Yea, I knew there wasn't just the one horizontal force, that's just what I had come up with so far. I thought that Fn was normal force, which only applied to horizontal surfaces.

So normal force is any force that opposes the force on an object by another object in the opposite direction regardless of being horizontal or vertical? Or is not normal force at all, and is something that eludes me?

Chestermiller
Mentor
Normal force is defined as the component of the contact force perpendicular to the interface.

So basically... "normal force is any force that opposes the force on an object by another object in the opposite direction regardless of being horizontal or vertical" in layman terms?

Even then, how do you have a normal force in a horizontal plane when there is no object pressing against it in the horizontal plane? Unless resolving the force applied to the block pressed against the wall (12N) in the x and y axis gives you the normal force in each plane?
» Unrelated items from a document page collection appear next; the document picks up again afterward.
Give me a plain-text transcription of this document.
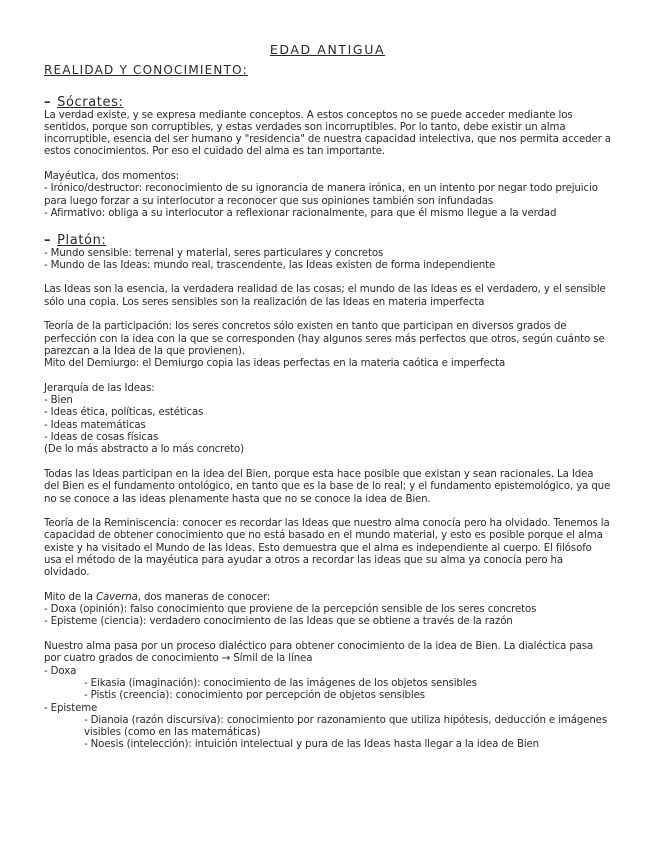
EDAD ANTIGUA
REALIDAD Y CONOCIMIENTO:
– Sócrates:

La verdad existe, y se expresa mediante conceptos. A estos conceptos no se puede acceder mediante los sentidos, porque son corruptibles, y estas verdades son incorruptibles. Por lo tanto, debe existir un alma incorruptible, esencia del ser humano y "residencia" de nuestra capacidad intelectiva, que nos permita acceder a estos conocimientos. Por eso el cuidado del alma es tan importante.

Mayéutica, dos momentos:

- Irónico/destructor: reconocimiento de su ignorancia de manera irónica, en un intento por negar todo prejuicio para luego forzar a su interlocutor a reconocer que sus opiniones también son infundadas

- Afirmativo: obliga a su interlocutor a reflexionar racionalmente, para que él mismo llegue a la verdad

– Platón:
- Mundo sensible: terrenal y material, seres particulares y concretos
- Mundo de las Ideas: mundo real, trascendente, las Ideas existen de forma independiente

Las Ideas son la esencia, la verdadera realidad de las cosas; el mundo de las Ideas es el verdadero, y el sensible sólo una copia. Los seres sensibles son la realización de las Ideas en materia imperfecta

Teoría de la participación: los seres concretos sólo existen en tanto que participan en diversos grados de perfección con la idea con la que se corresponden (hay algunos seres más perfectos que otros, según cuánto se parezcan a la Idea de la que provienen).

Mito del Demiurgo: el Demiurgo copia las ideas perfectas en la materia caótica e imperfecta

Jerarquía de las Ideas:

- Bien
- Ideas ética, políticas, estéticas
- Ideas matemáticas
- Ideas de cosas físicas
(De lo más abstracto a lo más concreto)

Todas las Ideas participan en la idea del Bien, porque esta hace posible que existan y sean racionales. La Idea del Bien es el fundamento ontológico, en tanto que es la base de lo real; y el fundamento epistemológico, ya que no se conoce a las ideas plenamente hasta que no se conoce la idea de Bien.

Teoría de la Reminiscencia: conocer es recordar las Ideas que nuestro alma conocía pero ha olvidado. Tenemos la capacidad de obtener conocimiento que no está basado en el mundo material, y esto es posible porque el alma existe y ha visitado el Mundo de las Ideas. Esto demuestra que el alma es independiente al cuerpo. El filósofo usa el método de la mayéutica para ayudar a otros a recordar las ideas que su alma ya conocía pero ha olvidado.

Mito de la Caverna, dos maneras de conocer:

- Doxa (opinión): falso conocimiento que proviene de la percepción sensible de los seres concretos
- Episteme (ciencia): verdadero conocimiento de las Ideas que se obtiene a través de la razón

Nuestro alma pasa por un proceso dialéctico para obtener conocimiento de la idea de Bien. La dialéctica pasa por cuatro grados de conocimiento → Símil de la línea

- Doxa
- Eikasia (imaginación): conocimiento de las imágenes de los objetos sensibles
- Pistis (creencia): conocimiento por percepción de objetos sensibles
- Episteme
- Dianoia (razón discursiva): conocimiento por razonamiento que utiliza hipótesis, deducción e imágenes visibles (como en las matemáticas)
- Noesis (intelección): intuición intelectual y pura de las Ideas hasta llegar a la idea de Bien
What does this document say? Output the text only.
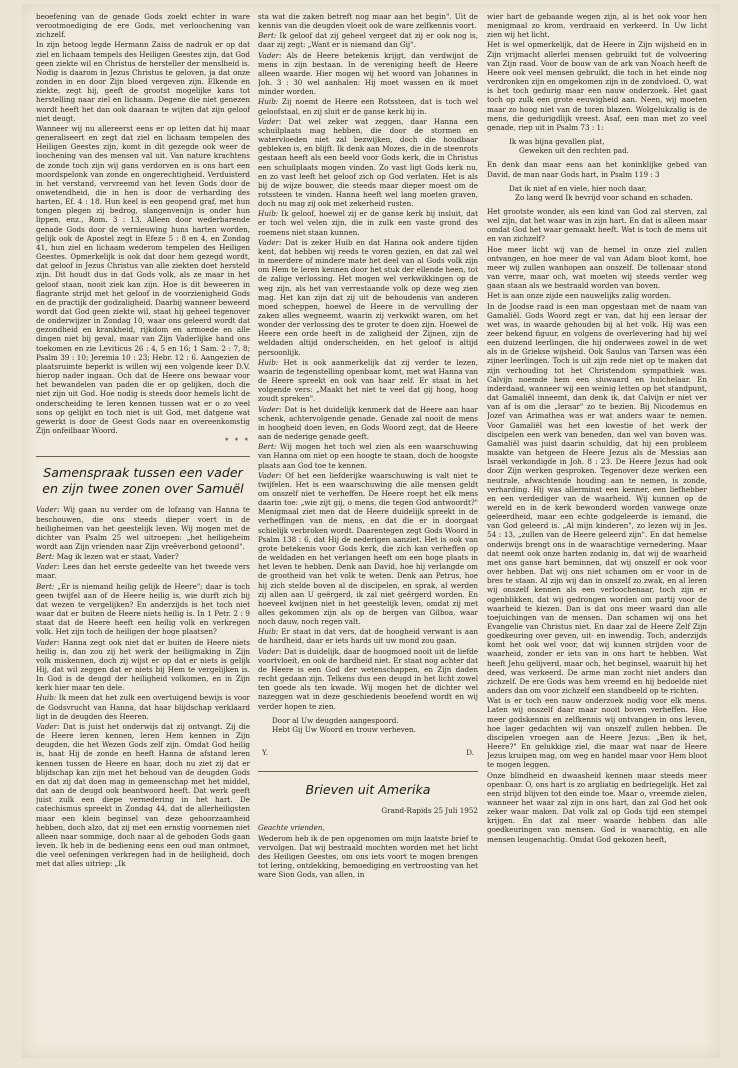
beoefening van de genade Gods zoekt echter in ware verootmoediging de ere Gods, met verloochening van zichzelf.

In zijn betoog legde Hermann Zaiss de nadruk er op dat ziel en lichaam tempels des Heiligen Geestes zijn, dat God geen ziekte wil en Christus de hersteller der menslheid is. Nodig is daarom in Jezus Christus te geloven, ja dat onze zonden in en door Zijn bloed vergeven zijn. Elkende en ziekte, zegt hij, geeft de grootst mogelijke kans tot herstelling naar ziel en lichaam. Degene die niet genezen wordt heeft het dan ook daaraan te wijten dat zijn geloof niet deugt.

Wanneer wij nu allereerst eens er op letten dat hij maar generaliseert en zegt dat ziel en lichaam tempelen des Heiligen Geestes zijn, komt in dit gezegde ook weer de loochening van des mensen val uit. Van nature krachtens de zonde toch zijn wij gans verdorven en is ons hart een moordspelonk van zonde en ongerechtigheid. Verduisterd in het verstand, vervreemd van het leven Gods door de onwetendheid, die in hen is door de verharding des harten, Ef. 4 : 18. Hun keel is een geopend graf, met hun tongen plegen zij bedrog, slangenvenijn is onder hun lippen, enz., Rom. 3 : 13. Alleen door wederbarende genade Gods door de vernieuwing huns harten worden, gelijk ook de Apostel zegt in Efeze 5 : 8 en 4, en Zondag 41, hun ziel en lichaam wederom tempelen des Heiligen Geestes. Opmerkelijk is ook dat door hem gezegd wordt, dat geloof in Jezus Christus van alle ziekten doet hersteld zijn. Dit houdt dus in dat Gods volk, als ze maar in het geloof staan, nooit ziek kan zijn. Hoe is dit beweeren in flagrante strijd met het geloof in de voorzienigheid Gods en de practijk der godzaligheid. Daarbij wanneer beweerd wordt dat God geen ziekte wil, staat hij geheel tegenover de onderwijzer in Zondag 10, waar ons geleerd wordt dat gezondheid en krankheid, rijkdom en armoede en alle dingen niet bij geval, maar van Zijn Vaderlijke hand ons toekomen en zie Leviticus 26 : 4, 5 en 16; 1 Sam. 2 : 7, 8; Psalm 39 : 10; Jeremia 10 : 23; Hebr. 12 : 6. Aangezien de plaatsruimte beperkt is willen wij een volgende keer D.V. hierop nader ingaan. Och dat de Heere ons bewaar voor het bewandelen van paden die er op gelijken, doch die niet zijn uit God. Hoe nodig is steeds door hemels licht de onderscheiding te leren kennen tussen wat er o zo veel sons op gelijkt en toch niet is uit God, met datgene wat gewerkt is door de Geest Gods naar en overeenkomstig Zijn onfeilbaar Woord.

* * *
Samenspraak tussen een vader en zijn twee zonen over Samuël

Vader: Wij gaan nu verder om de lofzang van Hanna te beschouwen, die ons steeds dieper voert in de heiligheimen van het geestelijk leven. Wij mogen met de dichter van Psalm 25 wel uitroepen: „het heiligeheim wordt aan Zijn vrienden naar Zijn vreêverbond getoond".

Bert: Mag ik lezen wat er staat, Vader?

Vader: Lees dan het eerste gedeelte van het tweede vers maar.

Bert: „Er is niemand heilig gelijk de Heere"; daar is toch geen twijfel aan of de Heere heilig is, wie durft zich bij dat wezen te vergelijken? En anderzijds is het toch niet waar dat er buiten de Heere niets heilig is. In 1 Petr. 2 : 9 staat dat de Heere heeft een heilig volk en verkregen volk. Het zijn toch de heiligen der hoge plaatsen?

Vader: Hanna zegt ook niet dat er buiten de Heere niets heilig is, dan zou zij het werk der heiligmaking in Zijn volk miskennen, doch zij wijst er op dat er niets is gelijk Hij, dat wil zeggen dat er niets bij Hem te vergelijken is. In God is de deugd der heiligheid volkomen, en in Zijn kerk hier maar ten dele.

Huib: Ik meen dat het zulk een overtuigend bewijs is voor de Godsvrucht van Hanna, dat haar blijdschap verklaard ligt in de deugden des Heeren.

Vader: Dat is juist het onderwijs dat zij ontvangt. Zij die de Heere leren kennen, leren Hem kennen in Zijn deugden, die het Wezen Gods zelf zijn. Omdat God heilig is, haat Hij de zonde en heeft Hanna de afstand leren kennen tussen de Heere en haar, doch nu ziet zij dat er blijdschap kan zijn met het behoud van de deugden Gods en dat zij dat doen mag in gemeenschap met het middel, dat aan de deugd ook beantwoord heeft. Dat werk geeft juist zulk een diepe vernedering in het hart. De catechismus spreekt in Zondag 44, dat de allerheiligsten maar een klein beginsel van deze gehoorzaamheid hebben, doch alzo, dat zij met een ernstig voornemen niet alleen naar sommige, doch naar al de geboden Gods gaan leven. Ik heb in de bediening eens een oud man ontmoet, die veel oefeningen verkregen had in de heiligheid, doch met dat alles uitriep: „Ik

sta wat die zaken betreft nog maar aan het begin". Uit de kennis van die deugden vloeit ook de ware zelfkennis voort.

Bert: Ik geloof dat zij geheel vergeet dat zij er ook nog is, daar zij zegt: „Want er is niemand dan Gij".

Vader: Als de Heere betekenis krijgt, dan verdwijnt de mens in zijn bestaan. In de vereniging heeft de Heere alleen waarde. Hier mogen wij het woord van Johannes in Joh. 3 : 30 wel aanhalen: Hij moet wassen en ik moet minder worden.

Huib: Zij noemt de Heere een Rotssteen, dat is toch wel geloofstaal, en zij sluit er de ganse kerk bij in.

Vader: Dat wel zeker wat zeggen, daar Hanna een schuilplaats mag hebben, die door de stormen en watervloeden niet zal bezwijken, doch die houdbaar gebleken is, en blijft. Ik denk aan Mozes, die in de steenrots gestaan heeft als een beeld voor Gods kerk, die in Christus een schuilplaats mogen vinden. Zo vast ligt Gods kerk nu, en zo vast leeft het geloof zich op God verlaten. Het is als bij de wijze bouwer, die steeds maar dieper moest om de rotssteen te vinden. Hanna heeft wel lang moeten graven, doch nu mag zij ook met zekerheid rusten.

Huib: Ik geloof, hoewel zij er de ganse kerk bij insluit, dat er toch wel velen zijn, die in zulk een vaste grond des roemens niet staan kunnen.

Vader: Dat is zeker Huib en dat Hanna ook andere tijden kent, dat hebben wij reeds te voren gezien, en dat zal wel in meerdere of mindere mate het deel van al Gods volk zijn om Hem te leren kennen door het stuk der ellende heen, tot de zalige verlossing. Het mogen wel verkwikkingen op de weg zijn, als het van verrestaande volk op deze weg zien mag. Het kan zijn dat zij uit de behoudenis van anderen moed scheppen, hoewel de Heere in de vervulling der zaken alles wegneemt, waarin zij verkwikt waren, om het wonder der verlossing des te groter te doen zijn. Hoewel de Heere een orde heeft in de zaligheid der Zijnen, zijn de weldaden altijd onderscheiden, en het geloof is altijd persoonlijk.

Huib: Het is ook aanmerkelijk dat zij verder te lezen, waarin de tegenstelling openbaar komt, met wat Hanna van de Heere spreekt en ook van haar zelf. Er staat in het volgende vers: „Maakt het niet te veel dat gij hoog, hoog zoudt spreken".

Vader: Dat is het duidelijk kenmerk dat de Heere aan haar schenk, achtervolgende genade. Genade zal nooit de mens in hoogheid doen leven, en Gods Woord zegt, dat de Heere aan de nederige genade geeft.

Bert: Wij mogen het toch wel zien als een waarschuwing van Hanna om niet op een hoogte te staan, doch de hoogste plaats aan God toe te kennen.

Vader: Of het een liefderijke waarschuwing is valt niet te twijfelen. Het is een waarschuwing die alle mensen geldt om onszelf niet te verheffen. De Heere roept het elk mens daarin toe: „wie zijt gij, o mens, die tegen God antwoordt?" Menigmaal ziet men dat de Heere duidelijk spreekt in de verheffingen van de mens, en dat die er in doorgaat schielijk verbroken wordt. Daarentegen zegt Gods Woord in Psalm 138 : 6, dat Hij de nederigen aanziet. Het is ook van grote betekenis voor Gods kerk, die zich kan verheffen op de weldaden en het verlangen heeft om een hoge plaats in het leven te hebben. Denk aan David, hoe hij verlangde om de grootheid van het volk te weten. Denk aan Petrus, hoe hij zich stelde boven al de discipelen, en sprak, al werden zij allen aan U geërgerd, ik zal niet geërgerd worden. En hoeveel kwijnen niet in het geestelijk leven, omdat zij met alles gekommen zijn als op de bergen van Gilboa, waar noch dauw, noch regen valt.

Huib: Er staat in dat vers, dat de hoogheid verwant is aan de hardheid, daar er iets hards uit uw mond zou gaan.

Vader: Dat is duidelijk, daar de hoogmoed nooit uit de liefde voortvloeit, en ook de hardheid niet. Er staat nog achter dat de Heere is een God der wetenschappen, en Zijn daden recht gedaan zijn. Telkens dus een deugd in het licht zowel ten goede als ten kwade. Wij mogen het de dichter wel nazeggen wat in deze geschiedenis beoefend wordt en wij verder hopen te zien.

Door al Uw deugden aangespoord.
Hebt Gij Uw Woord en trouw verheven.
Y.	D.
Brieven uit Amerika
Grand-Rapids 25 Juli 1952

Geachte vrienden,

Wederom heb ik de pen opgenomen om mijn laatste brief te vervolgen. Dat wij bestraald mochten worden met het licht des Heiligen Geestes, om ons iets voort te mogen brengen tot lering, ontdekking, bemoediging en vertroosting van het ware Sion Gods, van allen, in

wier hart de gebaande wegen zijn, al is het ook voor hen menigmaal zo krom, verdraaid en verkeerd. In Uw licht zien wij het licht.

Het is wel opmerkelijk, dat de Heere in Zijn wijsheid en in Zijn vrijmacht allerlei mensen gebruikt tot de volvoering van Zijn raad. Voor de bouw van de ark van Noach heeft de Heere ook veel mensen gebruikt, die toch in het einde nog verdronken zijn en omgekomen zijn in de zondvloed. O, wat is het toch gedurig maar een nauw onderzoek. Het gaat toch op zulk een grote eeuwigheid aan. Neen, wij moeten maar zo hoog niet van de toren blazen. Wolgelukzalig is de mens, die gedurigdlijk vreest. Asaf, een man met zo veel genade, riep uit in Psalm 73 : 1:

Ik was bijna gevallen plat,
Geweken uit den rechten pad.

En denk dan maar eens aan het koninklijke gebed van David, de man naar Gods hart, in Psalm 119 : 3

Dat ik niet af en viele, hier noch daar,
Zo lang werd Ik bevrijd voor schand en schaden.

Het grootste wonder, als een kind van God zal sterven, zal wel zijn, dat het waar was in zijn hart. En dat is alleen maar omdat God het waar gemaakt heeft. Wat is toch de mens uit en van zichzelf?

Hoe meer licht wij van de hemel in onze ziel zullen ontvangen, en hoe meer de val van Adam bloot komt, hoe meer wij zullen wanhopen aan onszelf. De tollenaar stond van verre, maar och, wat moeten wij steeds verder weg gaan staan als we bestraald worden van boven.

Het is aan onze zijde een nauwelijks zalig worden.

In de Joodse raad is een man opgestaan met de naam van Gamaliël. Gods Woord zegt er van, dat hij een leraar der wet was, in waarde gehouden bij al het volk. Hij was een zeer bekend figuur, en volgens de overlevering had hij wel een duizend leerlingen, die hij onderwees zowel in de wet als in de Griekse wijsheid. Ook Saulus van Tarsen was één zijner leerlingen. Toch is uit zijn rede niet op te maken dat zijn verhouding tot het Christendom sympathiek was. Calvijn noemde hem een sluwaard en huichelaar. En inderdaad, wanneer wij een weinig letten op het standpunt, dat Gamaliël inneemt, dan denk ik, dat Calvijn er niet ver van af is om die „leraar" zo te bezien. Bij Nicodemus en Jozef van Arimathea was er wat anders waar te nemen. Voor Gamaliël was het een kwestie of het werk der discipelen een werk van beneden, dan wel van boven was. Gamaliël was juist daarin schuldig, dat hij een probleem maakte van hetgeen de Heere Jezus als de Messias aan Israël verkondigde in Joh. 8 : 23. De Heere Jezus had ook door Zijn werken gesproken. Tegenover deze werken een neutrale, afwachtende houding aan te nemen, is zonde, verharding. Hij was allerminst een kenner, een liefhebber en een verdediger van de waarheid. Wij kunnen op de wereld en in de kerk bewonderd worden vanwege onze geleerdheid, maar een echte godgeleerde is iemand, die van God geleerd is. „Al mijn kinderen", zo lezen wij in Jes. 54 : 13, „zullen van de Heere geleerd zijn". En dat hemelse onderwijs brengt ons in de waarachtige vernedering. Maar dat neemt ook onze harten zodanig in, dat wij de waarheid met ons ganse hart beminnen, dat wij onszelf er ook voor over hebben. Dat wij ons niet schamen om er voor in de bres te staan. Al zijn wij dan in onszelf zo zwak, en al leren wij onszelf kennen als een verloochenaar, toch zijn er ogenblikken, dat wij gedrongen worden om partij voor de waarheid te kiezen. Dan is dat ons meer waard dan alle toejuichingen van de mensen. Dan schamen wij ons het Evangelie van Christus niet. En daar zal de Heere Zelf Zijn goedkeuring over geven, uit- en inwendig. Toch, anderzijds komt het ook wel voor, dat wij kunnen strijden voor de waarheid, zonder er iets van in ons hart te hebben. Wat heeft Jehu gelijverd, maar och, het beginsel, waaruit hij het deed, was verkeerd. De arme man zocht niet anders dan zichzelf. De ere Gods was hem vreemd en hij bedoelde niet anders dan om voor zichzelf een standbeeld op te richten.

Wat is er toch een nauw onderzoek nodig voor elk mens. Laten wij onszelf daar maar nooit boven verheffen. Hoe meer godskennis en zelfkennis wij ontvangen in ons leven, hoe lager gedachten wij van onszelf zullen hebben. De discipelen vroegen aan de Heere Jezus: „Ben ik het, Heere?" En gelukkige ziel, die maar wat naar de Heere Jezus kruipen mag, om weg en handel maar voor Hem bloot te mogen leggen.

Onze blindheid en dwaasheid kennen maar steeds meer openbaar. O, ons hart is zo argliatig en bedriegelijk. Het zal een strijd blijven tot den einde toe. Maar o, vreemde zielen, wanneer het waar zal zijn in ons hart, dan zal God het ook zeker waar maken. Dat volk zal op Gods tijd een stempel krijgen. En dat zal meer waarde hebben dan alle goedkeuringen van mensen. God is waarachtig, en alle mensen leugenachtig. Omdat God gekozen heeft,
The block is pressed against the wall with a horizontal component of force Fcos30° and pushed upwards with a component Fsin30°.The block in turn pushes against the wall .There is contact force between the block and the wall .The component of the contact force perpendicular to the wall (looks horizontal to us) is the normal force .the component of contact force parallel to the wall (looks vertical to us) is known as friction which opposes relative motion between the block and the wall.

Chestermiller
Mentor
So basically... "normal force is any force that opposes the force on an object by another object in the opposite direction regardless of being horizontal or vertical" in layman terms?

Even then, how do you have a normal force in a horizontal plane when there is no object pressing against it in the horizontal plane? Unless resolving the force applied to the block pressed against the wall (12N) in the x and y axis gives you the normal force in each plane?

Let's be clear. There are three forces acting on the block:
1. Weight of the block
2. 12 lb. force applied to the block from the right
3. Force exerted by the wall on the block from the left

We know that the wall is exerting a force on the block because, otherwise, the block would go through the wall.

The force exerted by the wall on the block can be resolved into two components: one component perpendicular to the block/wall interface, and the other component tangent to the block/wall interface. The component perpendicular to the interface is called the Normal component of the Force, or, simply the Normal Force. The component tangent to the interface is called the Shear Force or Frictional Force.